The inquiry was welcomed by John Denham, the secretary of state for innovation, universities and skills. "I think there's a very good debate to be had about how we continue to ensure that we get as many people as possible with the ability to enjoy that sort of learning - learning very often for its own sake but which brings a lot of personal and social benefits," he says.
This is the same John Denham who wrote to the Higher Education Funding Council for England on September 7th this year instructing them to make a change to funding that will effectively end much adult education in Universities. Designed to redirect £100 million of funding per year, the measure is a technical one that removes institutional funding for students taking courses at the same or lower levels than qualifications they already hold. It has been misrepresented in the press as ending support for taking second degrees but that is based on a narrow, stereotypical view of University adult education. What it means for us is that a huge programme of short courses, which we built up over the last seven or eight years into something special, will be decimated overnight. As I read Denham's letter I knew I was looking at the end of my career.
Adult learning is complex. People join in at all ages, from different backgrounds and study for different purposes. Some keep attending classes over several years. For many it is about more than learning, it is their lifeline. Our programme is all at level 4 (1st year undergraduate level), so those who have a previous qualification at this level or above will now be barred. This is a lot of people, but losing them isn't the only effect this new rule will have. Because the classes are so mixed, stripping out students with prior qualifications will make the numbers too low to be viable and everyone will miss out, including those trying higher education for the first time.
Although it is becoming a cliché, it is true that progression in lifelong learning is a climbing frame rather than a ladder, allowing people to move in many directions instead of just progressively upwards. Now the government seems to have adopted an increasingly narrow definition of purpose in education, one that relates solely to paid employment, and to a strictly limited notion of progression.
This is illustrated by Denham’s address to Universities UK a week later. Calling, perversely, for more flexible opportunities for mature students, he is reported as saying, "We need relationships that are appropriate, whether with large multinational businesses or small local firms." Note - not with trade unions, not with community groups, not with the voluntary sector, but only with employers. We work with all these and all want to promote learning for different purposes, not just employment. Many are just as vital to our society and economy, such as well-being, health, community development, association and, god forbid, pleasure.

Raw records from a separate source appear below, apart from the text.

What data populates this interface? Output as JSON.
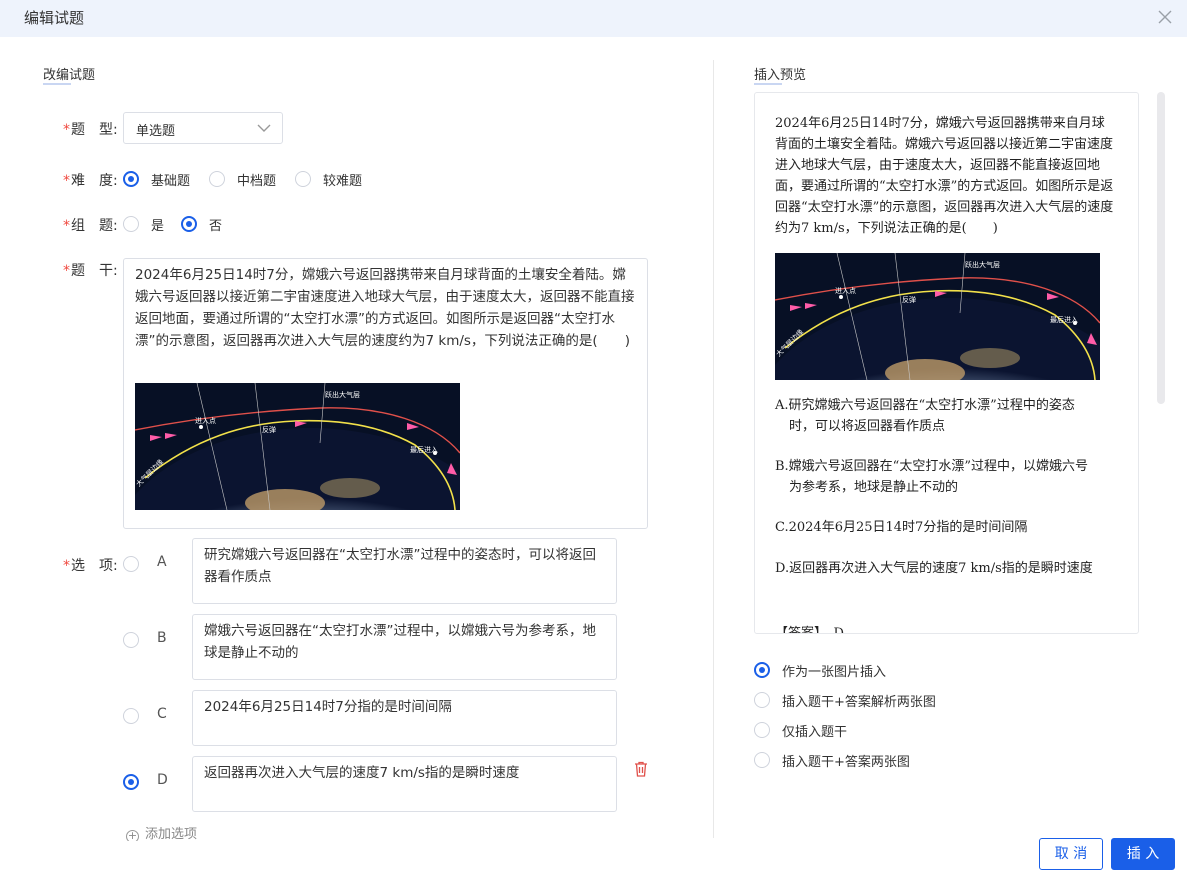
{
  "dialog": {
    "title": "编辑试题"
  },
  "left": {
    "section_title": "改编试题",
    "type_label": "题　型:",
    "type_value": "单选题",
    "difficulty_label": "难　度:",
    "difficulty_options": [
      "基础题",
      "中档题",
      "较难题"
    ],
    "difficulty_selected": "基础题",
    "group_label": "组　题:",
    "group_options": [
      "是",
      "否"
    ],
    "group_selected": "否",
    "stem_label": "题　干:",
    "stem_text": "2024年6月25日14时7分，嫦娥六号返回器携带来自月球背面的土壤安全着陆。嫦娥六号返回器以接近第二宇宙速度进入地球大气层，由于速度太大，返回器不能直接返回地面，要通过所谓的“太空打水漂”的方式返回。如图所示是返回器“太空打水漂”的示意图，返回器再次进入大气层的速度约为7 km/s，下列说法正确的是(　　)",
    "figure_labels": {
      "enter": "进入点",
      "bounce": "反弹",
      "exit": "跃出大气层",
      "final": "最后进入",
      "atmosphere": "大气层边缘"
    },
    "options_label": "选　项:",
    "options": [
      {
        "letter": "A",
        "text": "研究嫦娥六号返回器在“太空打水漂”过程中的姿态时，可以将返回器看作质点"
      },
      {
        "letter": "B",
        "text": "嫦娥六号返回器在“太空打水漂”过程中，以嫦娥六号为参考系，地球是静止不动的"
      },
      {
        "letter": "C",
        "text": "2024年6月25日14时7分指的是时间间隔"
      },
      {
        "letter": "D",
        "text": "返回器再次进入大气层的速度7 km/s指的是瞬时速度"
      }
    ],
    "correct_option": "D",
    "add_option_label": "添加选项"
  },
  "right": {
    "section_title": "插入预览",
    "preview_stem": "2024年6月25日14时7分，嫦娥六号返回器携带来自月球背面的土壤安全着陆。嫦娥六号返回器以接近第二宇宙速度进入地球大气层，由于速度太大，返回器不能直接返回地面，要通过所谓的“太空打水漂”的方式返回。如图所示是返回器“太空打水漂”的示意图，返回器再次进入大气层的速度约为7 km/s，下列说法正确的是(　　)",
    "preview_options": [
      {
        "first": "A.研究嫦娥六号返回器在“太空打水漂”过程中的姿态",
        "rest": "时，可以将返回器看作质点"
      },
      {
        "first": "B.嫦娥六号返回器在“太空打水漂”过程中，以嫦娥六号",
        "rest": "为参考系，地球是静止不动的"
      },
      {
        "first": "C.2024年6月25日14时7分指的是时间间隔",
        "rest": ""
      },
      {
        "first": "D.返回器再次进入大气层的速度7 km/s指的是瞬时速度",
        "rest": ""
      }
    ],
    "answer_partial": "【答案】　D",
    "insert_modes": [
      "作为一张图片插入",
      "插入题干+答案解析两张图",
      "仅插入题干",
      "插入题干+答案两张图"
    ],
    "insert_mode_selected": "作为一张图片插入"
  },
  "buttons": {
    "cancel": "取 消",
    "insert": "插 入"
  },
  "colors": {
    "primary": "#1a5fe8",
    "required": "#f0483e",
    "header_bg": "#eef3fc",
    "trash": "#e0504a"
  }
}
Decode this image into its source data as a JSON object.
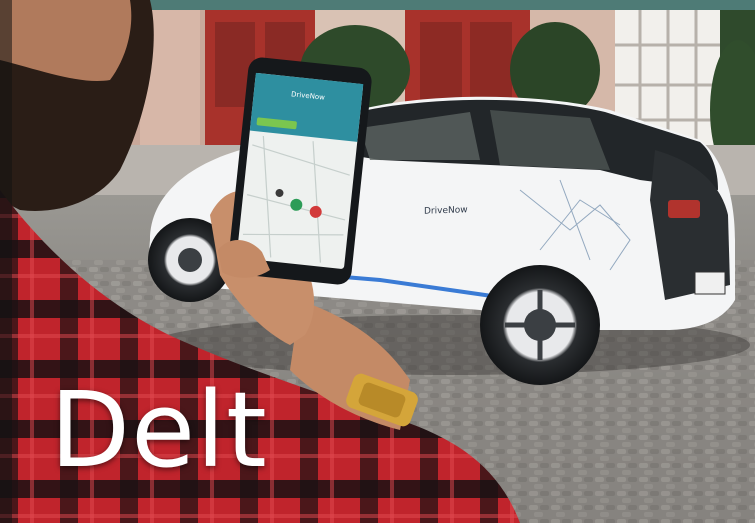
{
  "caption": {
    "text": "Delt"
  },
  "phone_app": {
    "brand": "DriveNow"
  },
  "car": {
    "brand": "DriveNow"
  },
  "colors": {
    "caption_text": "#ffffff",
    "car_body": "#f4f5f6",
    "car_dark": "#222629",
    "accent_blue": "#3a7bd5",
    "app_teal": "#2e8fa0",
    "building_red": "#a8322b",
    "shirt_red": "#c0242c",
    "watch_gold": "#d4a53a",
    "cobblestone": "#8d8a86"
  },
  "icons": [
    "phone",
    "car",
    "map-pin",
    "wristwatch"
  ]
}
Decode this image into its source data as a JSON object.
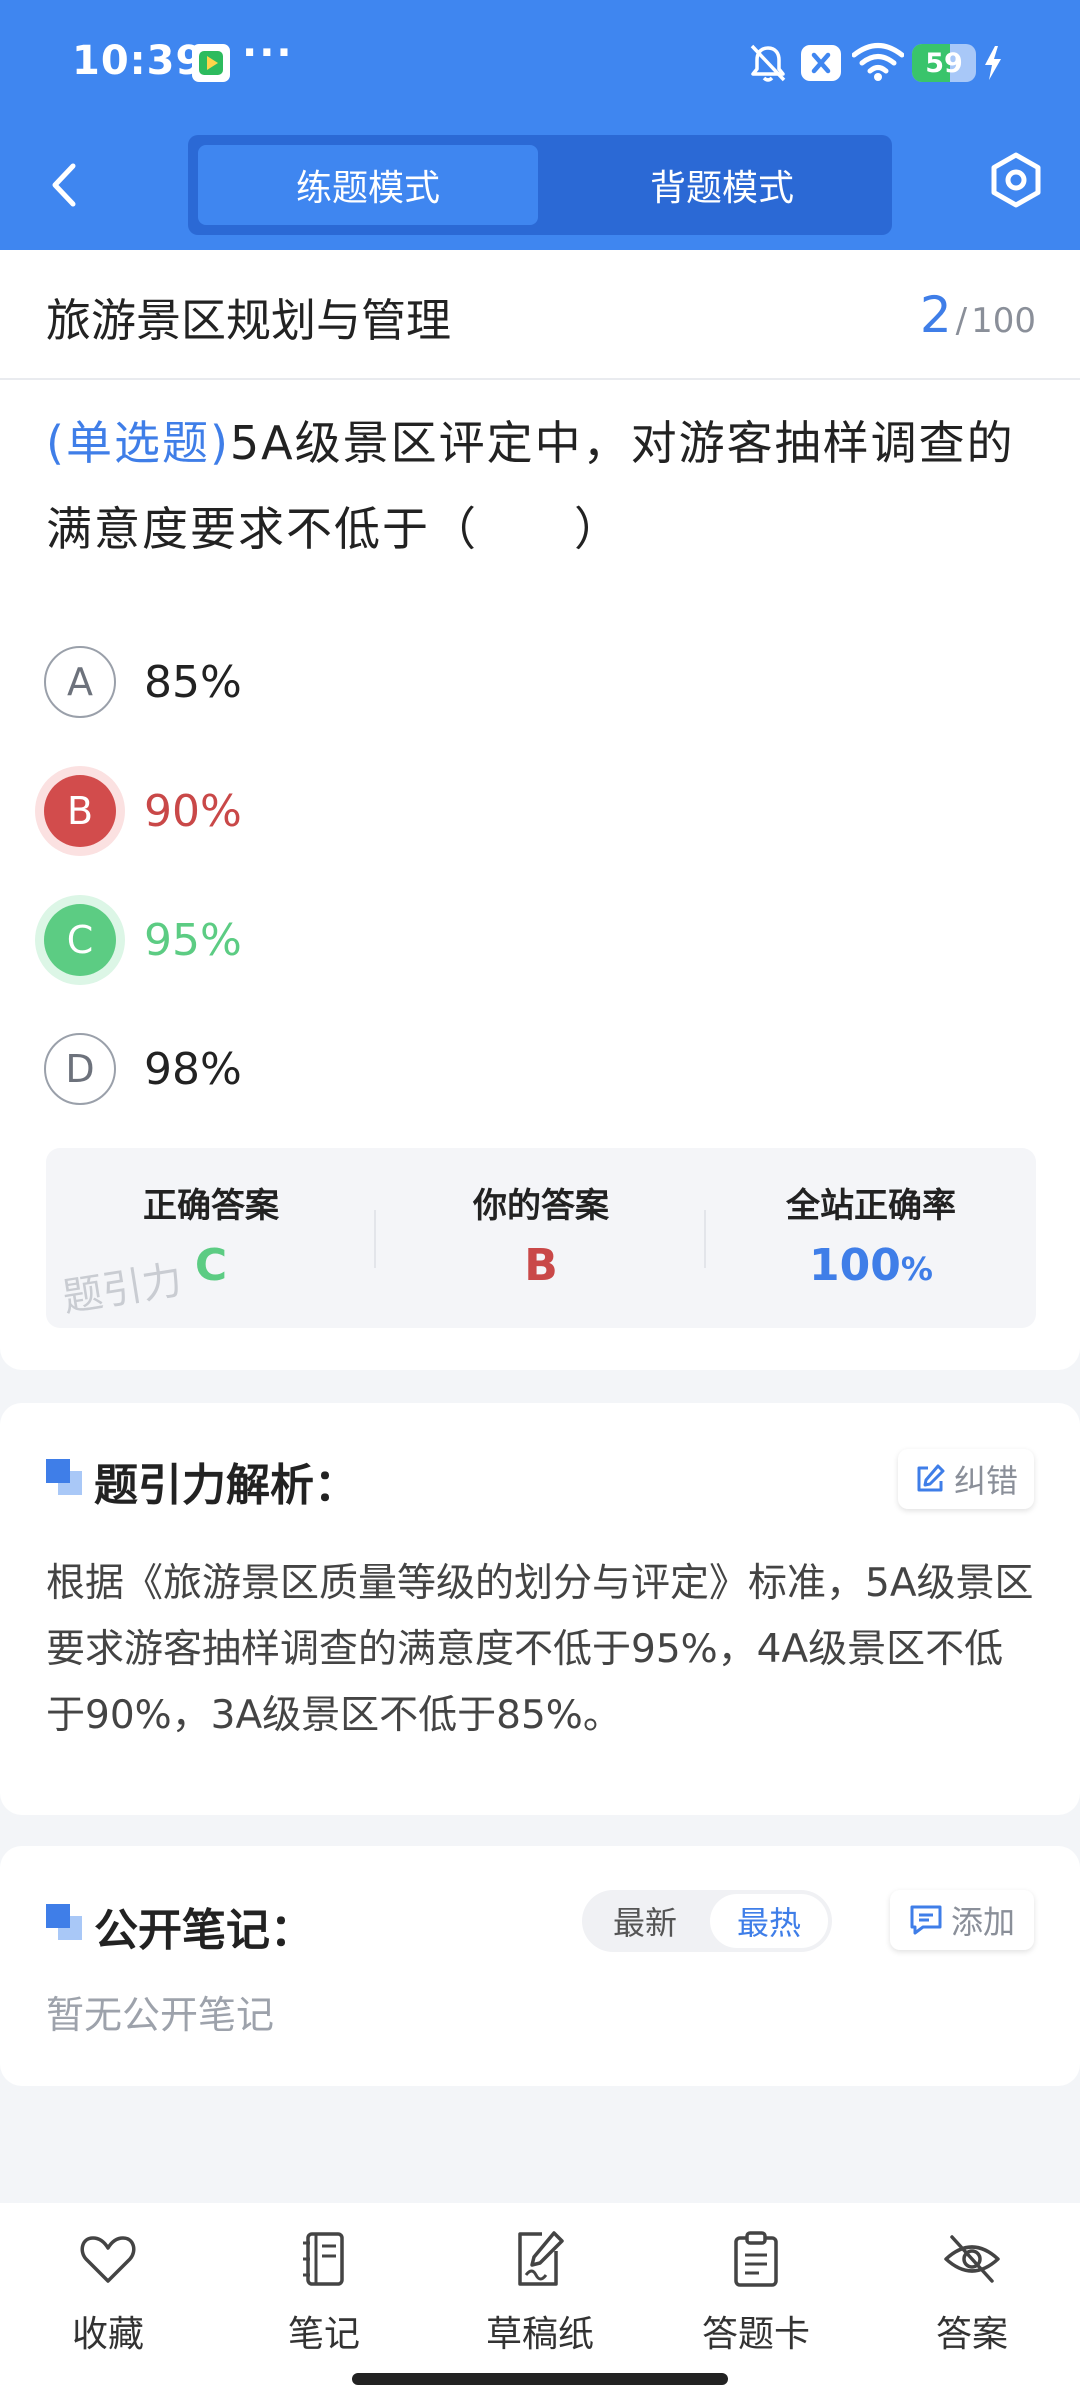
{
  "status_bar": {
    "time": "10:39",
    "dots": "···",
    "battery_level": 59,
    "battery_color": "#39c46b",
    "icons": [
      "app-icon",
      "mute-bell-icon",
      "close-notification-icon",
      "wifi-icon",
      "battery-icon",
      "charging-icon"
    ]
  },
  "nav": {
    "tabs": [
      {
        "label": "练题模式",
        "active": true
      },
      {
        "label": "背题模式",
        "active": false
      }
    ],
    "back_icon": "chevron-left-icon",
    "settings_icon": "hexagon-settings-icon"
  },
  "subject": {
    "title": "旅游景区规划与管理",
    "current": "2",
    "separator": "/",
    "total": "100"
  },
  "question": {
    "type_label": "(单选题)",
    "text": "5A级景区评定中，对游客抽样调查的满意度要求不低于（　　）"
  },
  "options": [
    {
      "letter": "A",
      "text": "85%",
      "state": "plain"
    },
    {
      "letter": "B",
      "text": "90%",
      "state": "wrong"
    },
    {
      "letter": "C",
      "text": "95%",
      "state": "right"
    },
    {
      "letter": "D",
      "text": "98%",
      "state": "plain"
    }
  ],
  "answer_summary": {
    "correct_label": "正确答案",
    "correct_value": "C",
    "yours_label": "你的答案",
    "yours_value": "B",
    "rate_label": "全站正确率",
    "rate_value": "100",
    "rate_unit": "%",
    "watermark": "题引力"
  },
  "analysis": {
    "title": "题引力解析：",
    "report_label": "纠错",
    "text": "根据《旅游景区质量等级的划分与评定》标准，5A级景区要求游客抽样调查的满意度不低于95%，4A级景区不低于90%，3A级景区不低于85%。"
  },
  "notes": {
    "title": "公开笔记：",
    "sort_options": [
      "最新",
      "最热"
    ],
    "sort_active": "最热",
    "add_label": "添加",
    "empty_text": "暂无公开笔记"
  },
  "bottom_nav": [
    {
      "label": "收藏",
      "icon": "heart-icon"
    },
    {
      "label": "笔记",
      "icon": "notebook-icon"
    },
    {
      "label": "草稿纸",
      "icon": "draft-paper-icon"
    },
    {
      "label": "答题卡",
      "icon": "answer-sheet-icon"
    },
    {
      "label": "答案",
      "icon": "eye-off-icon"
    }
  ],
  "colors": {
    "primary": "#3f86f0",
    "link_blue": "#3f7ee8",
    "correct_green": "#5ccc83",
    "wrong_red": "#d24c4c"
  }
}
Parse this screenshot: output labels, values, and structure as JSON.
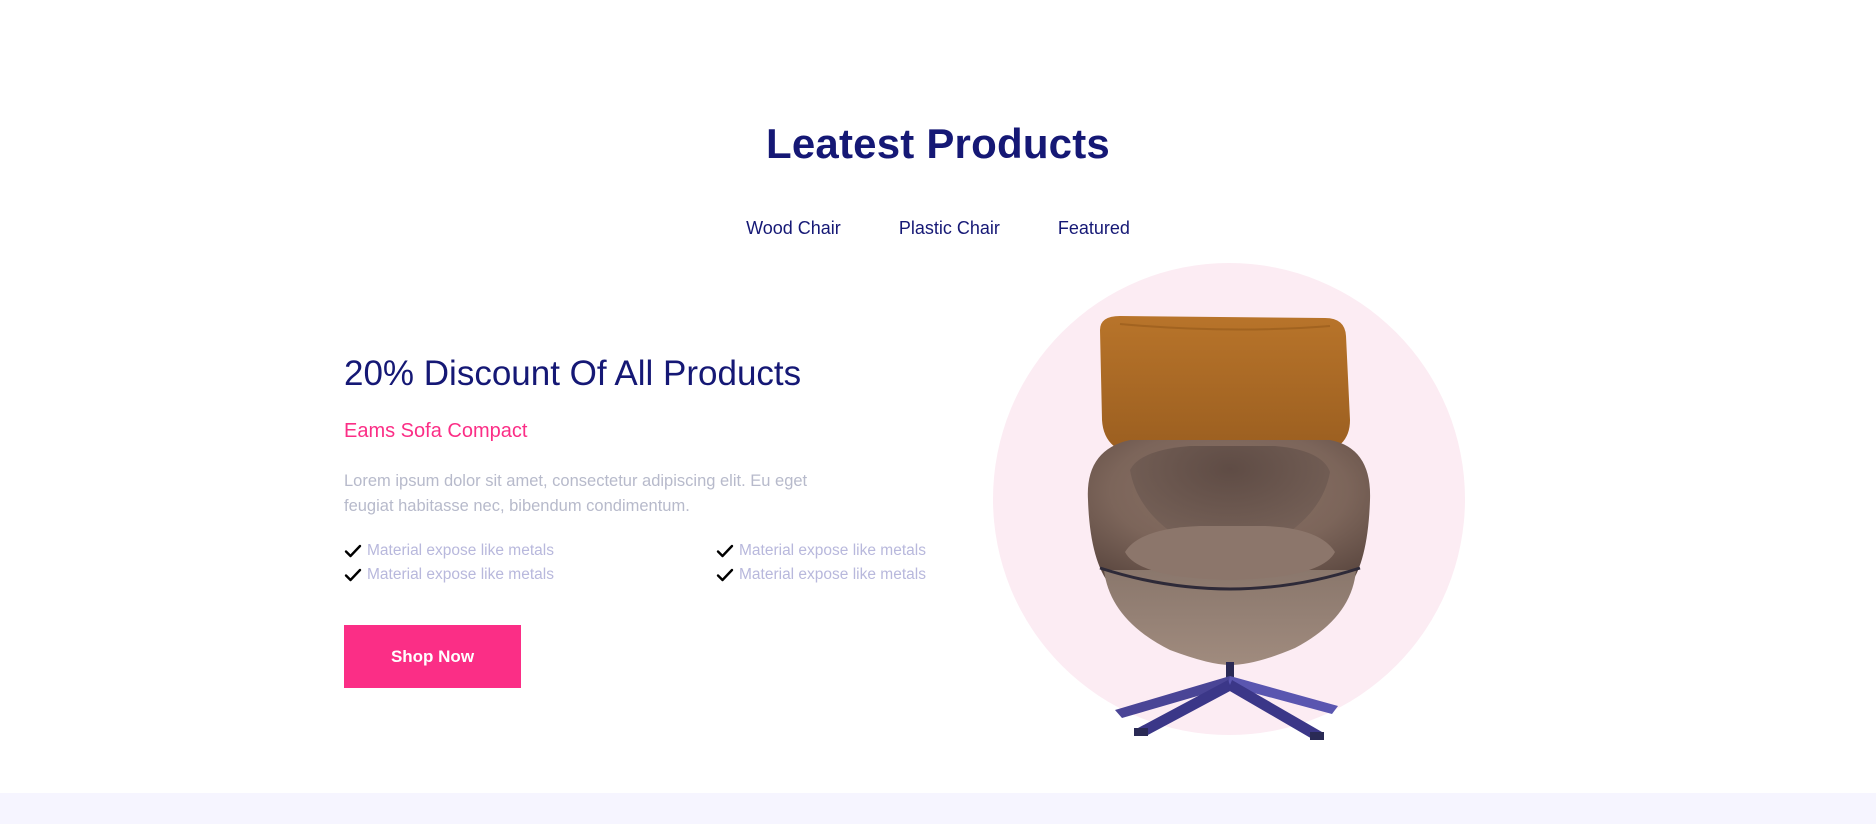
{
  "section": {
    "title": "Leatest Products"
  },
  "tabs": [
    {
      "label": "Wood Chair"
    },
    {
      "label": "Plastic Chair"
    },
    {
      "label": "Featured"
    }
  ],
  "offer": {
    "title": "20% Discount Of All Products",
    "subtitle": "Eams Sofa Compact",
    "description": "Lorem ipsum dolor sit amet, consectetur adipiscing elit. Eu eget feugiat habitasse nec, bibendum condimentum.",
    "features": [
      {
        "label": "Material expose like metals",
        "icon": "check-icon"
      },
      {
        "label": "Material expose like metals",
        "icon": "check-icon"
      },
      {
        "label": "Material expose like metals",
        "icon": "check-icon"
      },
      {
        "label": "Material expose like metals",
        "icon": "check-icon"
      }
    ],
    "cta_label": "Shop Now"
  },
  "product_image": {
    "icon": "armchair-image"
  },
  "colors": {
    "navy": "#151875",
    "pink": "#FB2E86",
    "circle_bg": "#FCECF3",
    "muted": "#B7BACB",
    "footer_bg": "#F6F5FF"
  }
}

The government’s position seems to be that you can have one crack at learning at a particular level in your life and for anything else you will have to pay full cost or, if your learning is work related, your employers should fund you. The problem is, learners cannot and employers will not pay.
I went back and looked at David Blunkett’s Green Paper, The Learning Age, issued in the first flush of the new Labour government. It recognises that, “People learn for a variety of reasons; it could be to change career, to increase earning power, to update skills, or simply for the joy of learning itself” (1.3). It calls for “universities, higher and further education to be beacons of learning in their local communities” (4.28). I couldn't agree more. However, looking at recent developments, it is hard not to conclude that the government have now narrowed their approach and no longer seek to enable a ‘learning age’.
Adult education likes to describe itself as a movement rather than a service. It implicitly recognises that it serves a broader social purpose. If you look at its history, you can trace its emergence through the working-class autodidact tradition, the trade unions and voluntary groups. The Universities played a key role early on, with the extension movement challenging narrow models of higher education and championing inclusion and learning for all. It was also one of the forces that helped give rise to the Labour Party. How ironic then that New Labour's custodianship of adult education should have been such a disaster, an act of cultural vandalism even, discarding a century of investment in a few short years.
So what is left? Well, we are not going down without a fight and campaigning is starting. Even if we fail to overturn the decision not all programmes will go, though they will be much diminished. The opportunity for a first degree later in life is still there. Perhaps one of the most hopeful signs is that informal learning and self-help groups are springing up again. The autodidact tradition is being reinvented. As for me, my future is uncertain. There is one thing I do know. I won't be able to fill my time with adult education classes.